Von Michael Werndorff Kreis Lörrach. Der heimische Bundestagsabgeordnete Armin Schuster (CDU) hat am Dienstag im Rahmen der Haushaltsdebatte im Bundestag aufgrund zunehmender illegaler Grenzübertritte und steigender Flüchtlingszahlen eine Rückkehr zu Grenzkontrollen gefordert. Im Dreiland finden mehr illegale Einreisen statt als an der bayerisch-österreichischen Grenze, sagte er im Plenum. „Ich will Ordnung wie an der bayerisch-österreichischen Grenze und kein Aufgreifen von Flüchtlingen nach dem Zufallsprinzip“, verwies Schuster im Gespräch mit unserer Zeitung auf die Lage in Weil am Rhein (wir berichteten). Im Bundestag appellierte er an Bundesinnenminister Thomas de Maizière, sich vor Ort ein Bild des Geschehens zu machen. Zeitlich begrenzte Kontrollen wie in Bayern müssten zunächst mit Brüssel verhandelt werden, dann könnten Schweizer Grenzwacht und deutsche Bundespolizei Schulter an Schulter geordnete Einreisen sicherstellen.

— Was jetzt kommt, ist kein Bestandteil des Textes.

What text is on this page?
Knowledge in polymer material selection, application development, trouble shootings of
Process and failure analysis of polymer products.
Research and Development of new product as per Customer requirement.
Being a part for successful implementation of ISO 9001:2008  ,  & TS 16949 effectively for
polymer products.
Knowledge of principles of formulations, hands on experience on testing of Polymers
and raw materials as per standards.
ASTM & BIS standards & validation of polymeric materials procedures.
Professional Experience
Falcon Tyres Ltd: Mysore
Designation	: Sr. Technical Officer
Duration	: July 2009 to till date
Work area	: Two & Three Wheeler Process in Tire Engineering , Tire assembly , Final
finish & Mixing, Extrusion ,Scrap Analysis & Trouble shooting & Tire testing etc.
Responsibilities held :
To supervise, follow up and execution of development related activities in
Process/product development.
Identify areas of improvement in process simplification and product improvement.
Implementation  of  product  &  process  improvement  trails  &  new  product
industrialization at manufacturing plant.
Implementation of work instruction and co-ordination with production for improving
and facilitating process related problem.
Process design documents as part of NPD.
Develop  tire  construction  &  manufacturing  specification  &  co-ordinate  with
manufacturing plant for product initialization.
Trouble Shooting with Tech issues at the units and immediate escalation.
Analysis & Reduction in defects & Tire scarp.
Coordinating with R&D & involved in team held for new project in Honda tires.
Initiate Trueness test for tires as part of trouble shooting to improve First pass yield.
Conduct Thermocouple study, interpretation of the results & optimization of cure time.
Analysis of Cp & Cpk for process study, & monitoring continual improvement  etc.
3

So könne schnell festgestellt werden, ob ein Asylsuchender sich bereits in der Schweiz in einem Asylverfahren befinden würde und folglich eine Weiterreise nach Deutschland ausgeschlossen wäre, so Schuster. Eine Politik des Durchwinkens dürfe es nicht geben, thematisierte er Flüchtlinge, die weiter ins nördliche Europa wollten. Schuster: „Wir müssen Ordnung in das Thema bringen.“ Berufspendler und Einheimische müssten keine Bedenken haben, in langen Schlangen vor der Kontrolle zu stehen. Der Blick nach Bayern zeige, dass die temporären Kontrollen ohne negative Folgen verliefen, „der Verkehr rollt“, sagte der Abgeordnete. Sollte der Appell fruchten, müsste der Innenminister als oberster Dienstherr der Bundespolizei Kräfte in den Landkreis Lörrach schicken. „Diese Umgruppierung muss aber irgendwann einmal ein Ende haben“, forderte Schuster. In der Haushaltsdebatte hob der CDU-Bundestagsabgeordnete und Obmann der Arbeitsgruppe Innen den geplanten Stellenzuwachs bei der Bundespolizei hervor. 7000 Stellen, verteilt auf die Haushalte 2015 bis 2019, sollen dazu beitragen, die Situation zu entschärfen. Jüngst konnte bereits ein Ausbildungszentrum der Bundespolizei in Bamberg eingeweiht werden. Bis aber neue Beamte ihren Dienst aufnehmen können, vergehen im Rahmen der Ausbildung rund drei Jahre, betonte Schuster. Die Einplanung der Finanzmittel verbuchte er als politischen Erfolg der Union. Es seien anspruchsvolle Verhandlungen mit dem Bundesfinanzminister gewesen.